Microsoft DFS supports only Windows CIFS shares and has no provision for bringing NFS or NAS shares into the DFS global namespace. Furthermore, it lacks a policy engine that would enable intelligent data movements. As part of Windows Server, it's free and a good option for companies whose file stores reside mainly on Windows servers.

Open source NAS virtualization

NAS virtualization products are also available as open source software. For instance, the Apache Hadoop Distributed File System (HDFS) handles distribution and redundancy of files, and enables logical files that far exceed the size of any one data storage device. HDFS is designed for commodity hardware and supports anywhere from a few nodes to thousands of nodes. Another example of an open source file system is the Gluster clustered file system for building a scalable NAS with a single global namespace.
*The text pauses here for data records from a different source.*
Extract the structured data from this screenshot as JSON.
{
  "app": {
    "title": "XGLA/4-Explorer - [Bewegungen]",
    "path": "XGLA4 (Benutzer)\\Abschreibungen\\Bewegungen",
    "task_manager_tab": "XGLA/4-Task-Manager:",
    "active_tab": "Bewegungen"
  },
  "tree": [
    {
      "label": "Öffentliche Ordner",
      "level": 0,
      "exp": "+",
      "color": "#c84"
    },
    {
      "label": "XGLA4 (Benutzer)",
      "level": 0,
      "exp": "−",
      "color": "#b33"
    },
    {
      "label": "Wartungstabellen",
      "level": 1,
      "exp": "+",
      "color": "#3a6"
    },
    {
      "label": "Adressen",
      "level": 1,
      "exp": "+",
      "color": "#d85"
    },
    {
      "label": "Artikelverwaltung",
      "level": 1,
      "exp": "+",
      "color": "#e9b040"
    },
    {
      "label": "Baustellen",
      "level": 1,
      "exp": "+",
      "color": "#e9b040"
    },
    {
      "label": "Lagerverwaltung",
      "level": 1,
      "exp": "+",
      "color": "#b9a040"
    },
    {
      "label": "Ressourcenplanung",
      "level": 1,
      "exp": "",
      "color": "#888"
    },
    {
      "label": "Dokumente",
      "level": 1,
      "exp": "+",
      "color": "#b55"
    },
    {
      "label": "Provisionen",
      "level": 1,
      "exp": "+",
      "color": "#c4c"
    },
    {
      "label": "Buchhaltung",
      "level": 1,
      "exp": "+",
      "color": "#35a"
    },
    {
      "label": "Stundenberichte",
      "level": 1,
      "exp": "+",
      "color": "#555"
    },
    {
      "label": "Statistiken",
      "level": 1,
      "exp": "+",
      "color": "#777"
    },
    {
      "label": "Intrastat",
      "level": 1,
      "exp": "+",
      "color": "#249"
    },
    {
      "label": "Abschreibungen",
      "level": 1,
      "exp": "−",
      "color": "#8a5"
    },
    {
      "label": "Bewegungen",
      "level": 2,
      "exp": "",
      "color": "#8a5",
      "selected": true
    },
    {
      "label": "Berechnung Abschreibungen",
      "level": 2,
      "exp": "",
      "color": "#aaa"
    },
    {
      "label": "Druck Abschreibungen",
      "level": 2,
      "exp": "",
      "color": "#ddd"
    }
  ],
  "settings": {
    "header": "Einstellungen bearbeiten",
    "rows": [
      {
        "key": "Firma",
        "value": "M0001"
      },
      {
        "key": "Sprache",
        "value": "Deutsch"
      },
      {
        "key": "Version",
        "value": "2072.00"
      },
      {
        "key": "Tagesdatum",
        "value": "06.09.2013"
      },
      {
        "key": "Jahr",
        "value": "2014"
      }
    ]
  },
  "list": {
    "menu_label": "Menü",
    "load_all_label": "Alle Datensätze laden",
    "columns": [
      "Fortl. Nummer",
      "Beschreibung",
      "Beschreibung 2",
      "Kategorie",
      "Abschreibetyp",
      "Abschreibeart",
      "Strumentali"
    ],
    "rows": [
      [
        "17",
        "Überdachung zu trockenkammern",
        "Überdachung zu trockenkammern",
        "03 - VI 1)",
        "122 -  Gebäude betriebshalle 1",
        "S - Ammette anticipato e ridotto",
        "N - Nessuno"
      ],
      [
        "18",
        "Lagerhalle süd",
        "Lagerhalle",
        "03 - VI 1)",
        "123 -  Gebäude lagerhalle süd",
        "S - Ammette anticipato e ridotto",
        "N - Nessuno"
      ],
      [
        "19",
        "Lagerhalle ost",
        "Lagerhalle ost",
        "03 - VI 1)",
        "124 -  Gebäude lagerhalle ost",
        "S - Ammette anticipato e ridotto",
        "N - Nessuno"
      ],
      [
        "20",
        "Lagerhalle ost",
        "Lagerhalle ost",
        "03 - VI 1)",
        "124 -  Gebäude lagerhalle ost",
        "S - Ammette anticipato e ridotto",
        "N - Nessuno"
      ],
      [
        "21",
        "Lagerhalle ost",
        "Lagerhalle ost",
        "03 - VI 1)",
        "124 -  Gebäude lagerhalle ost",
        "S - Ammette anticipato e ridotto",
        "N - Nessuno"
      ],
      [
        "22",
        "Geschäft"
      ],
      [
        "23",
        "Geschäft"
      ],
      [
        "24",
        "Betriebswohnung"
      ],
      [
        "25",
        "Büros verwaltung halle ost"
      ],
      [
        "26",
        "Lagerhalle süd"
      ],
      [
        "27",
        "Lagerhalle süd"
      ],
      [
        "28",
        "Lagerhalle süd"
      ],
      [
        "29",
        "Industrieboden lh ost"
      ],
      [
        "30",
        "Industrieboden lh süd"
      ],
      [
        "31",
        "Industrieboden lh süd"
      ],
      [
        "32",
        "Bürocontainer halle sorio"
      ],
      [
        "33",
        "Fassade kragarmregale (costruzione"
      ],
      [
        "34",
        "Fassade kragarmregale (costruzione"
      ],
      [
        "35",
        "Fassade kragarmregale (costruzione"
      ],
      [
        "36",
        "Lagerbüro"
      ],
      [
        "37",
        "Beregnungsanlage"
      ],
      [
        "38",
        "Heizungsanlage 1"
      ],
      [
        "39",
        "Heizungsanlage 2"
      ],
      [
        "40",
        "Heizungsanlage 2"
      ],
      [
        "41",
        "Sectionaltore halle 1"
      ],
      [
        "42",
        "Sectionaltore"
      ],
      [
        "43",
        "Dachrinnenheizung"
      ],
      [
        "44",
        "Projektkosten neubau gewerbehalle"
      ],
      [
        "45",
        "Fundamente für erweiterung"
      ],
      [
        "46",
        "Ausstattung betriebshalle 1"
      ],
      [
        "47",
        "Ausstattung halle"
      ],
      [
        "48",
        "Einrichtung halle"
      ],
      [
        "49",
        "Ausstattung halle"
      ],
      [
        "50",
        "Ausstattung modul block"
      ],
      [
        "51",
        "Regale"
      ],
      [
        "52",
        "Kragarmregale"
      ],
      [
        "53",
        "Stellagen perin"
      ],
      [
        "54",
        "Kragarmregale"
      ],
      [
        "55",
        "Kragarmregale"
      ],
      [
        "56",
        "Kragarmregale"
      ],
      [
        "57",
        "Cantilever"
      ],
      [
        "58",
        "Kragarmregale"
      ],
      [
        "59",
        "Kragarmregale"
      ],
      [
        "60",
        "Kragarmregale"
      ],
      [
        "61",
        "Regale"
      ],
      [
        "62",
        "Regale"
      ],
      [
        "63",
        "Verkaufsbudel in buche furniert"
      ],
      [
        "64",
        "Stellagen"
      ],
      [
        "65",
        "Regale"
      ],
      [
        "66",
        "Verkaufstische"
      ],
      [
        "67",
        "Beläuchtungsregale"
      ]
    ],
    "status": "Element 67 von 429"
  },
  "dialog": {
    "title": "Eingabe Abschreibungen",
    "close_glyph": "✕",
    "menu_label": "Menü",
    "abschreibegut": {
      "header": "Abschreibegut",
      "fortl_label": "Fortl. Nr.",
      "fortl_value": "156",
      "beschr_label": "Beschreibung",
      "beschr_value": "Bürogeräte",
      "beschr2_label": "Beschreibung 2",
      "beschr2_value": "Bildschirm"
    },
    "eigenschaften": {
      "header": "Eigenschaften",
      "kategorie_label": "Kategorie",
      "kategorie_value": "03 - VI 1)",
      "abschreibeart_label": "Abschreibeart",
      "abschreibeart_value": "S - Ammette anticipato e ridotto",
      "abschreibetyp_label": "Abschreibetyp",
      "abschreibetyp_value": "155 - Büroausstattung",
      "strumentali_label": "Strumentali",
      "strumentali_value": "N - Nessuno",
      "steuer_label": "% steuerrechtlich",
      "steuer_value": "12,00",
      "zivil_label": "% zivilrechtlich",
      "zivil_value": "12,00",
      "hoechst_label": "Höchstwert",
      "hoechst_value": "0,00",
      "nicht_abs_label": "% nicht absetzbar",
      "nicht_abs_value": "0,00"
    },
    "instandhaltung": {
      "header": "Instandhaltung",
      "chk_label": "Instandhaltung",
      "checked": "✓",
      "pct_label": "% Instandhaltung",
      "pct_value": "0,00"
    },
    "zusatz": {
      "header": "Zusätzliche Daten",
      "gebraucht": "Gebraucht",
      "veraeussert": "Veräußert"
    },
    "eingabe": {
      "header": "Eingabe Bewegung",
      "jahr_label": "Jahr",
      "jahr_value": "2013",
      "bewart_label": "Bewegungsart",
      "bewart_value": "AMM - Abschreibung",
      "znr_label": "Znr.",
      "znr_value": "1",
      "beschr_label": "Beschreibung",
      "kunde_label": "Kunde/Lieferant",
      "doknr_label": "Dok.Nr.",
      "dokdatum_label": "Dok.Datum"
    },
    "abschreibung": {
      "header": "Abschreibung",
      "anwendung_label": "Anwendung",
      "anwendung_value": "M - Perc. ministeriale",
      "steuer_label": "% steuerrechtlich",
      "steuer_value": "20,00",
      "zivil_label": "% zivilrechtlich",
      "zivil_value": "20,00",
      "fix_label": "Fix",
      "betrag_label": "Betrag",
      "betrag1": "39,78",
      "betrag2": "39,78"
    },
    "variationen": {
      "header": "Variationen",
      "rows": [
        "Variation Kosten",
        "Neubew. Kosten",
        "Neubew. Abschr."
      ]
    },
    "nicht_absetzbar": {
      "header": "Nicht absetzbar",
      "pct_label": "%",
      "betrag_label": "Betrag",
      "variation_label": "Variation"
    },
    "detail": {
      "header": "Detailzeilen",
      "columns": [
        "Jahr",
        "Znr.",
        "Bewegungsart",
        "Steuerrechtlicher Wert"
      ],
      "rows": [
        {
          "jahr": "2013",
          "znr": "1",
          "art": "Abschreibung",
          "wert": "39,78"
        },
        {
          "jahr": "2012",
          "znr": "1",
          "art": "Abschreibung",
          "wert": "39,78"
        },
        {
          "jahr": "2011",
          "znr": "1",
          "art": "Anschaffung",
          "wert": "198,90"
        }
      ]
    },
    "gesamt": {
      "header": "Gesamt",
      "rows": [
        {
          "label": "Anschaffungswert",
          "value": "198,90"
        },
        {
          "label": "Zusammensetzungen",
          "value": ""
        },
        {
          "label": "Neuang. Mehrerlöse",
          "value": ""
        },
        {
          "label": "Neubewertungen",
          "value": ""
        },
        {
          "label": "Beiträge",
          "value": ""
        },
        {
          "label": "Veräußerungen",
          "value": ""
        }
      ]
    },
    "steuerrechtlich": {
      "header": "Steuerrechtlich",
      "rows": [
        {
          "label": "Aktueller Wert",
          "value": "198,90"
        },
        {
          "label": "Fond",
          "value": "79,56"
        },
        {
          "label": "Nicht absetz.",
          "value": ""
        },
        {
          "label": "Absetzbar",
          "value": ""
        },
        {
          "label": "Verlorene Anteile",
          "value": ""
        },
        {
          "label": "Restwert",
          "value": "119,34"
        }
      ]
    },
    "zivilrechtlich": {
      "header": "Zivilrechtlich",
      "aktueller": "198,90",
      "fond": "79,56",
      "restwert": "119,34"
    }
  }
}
Instead of spending a lot of money for traditional NAS systems, an open source file system running on inexpensive hardware components seems like a good alternative. But open source file systems are usually not a good choice for the enterprise. They require significant tuning and maintenance efforts, as well as experts intimately familiar with the intricacies of the chosen software, and they don't come with the support that traditional NAS vendors offer. Availability, reliability, performance and support come first for enterprise storage, and these attributes are difficult to achieve with open source software. Open source file systems are a great choice for cloud storage providers and companies that have to make money on storage, as well as for the research and educational sector, but they're usually not the product of choice in the enterprise.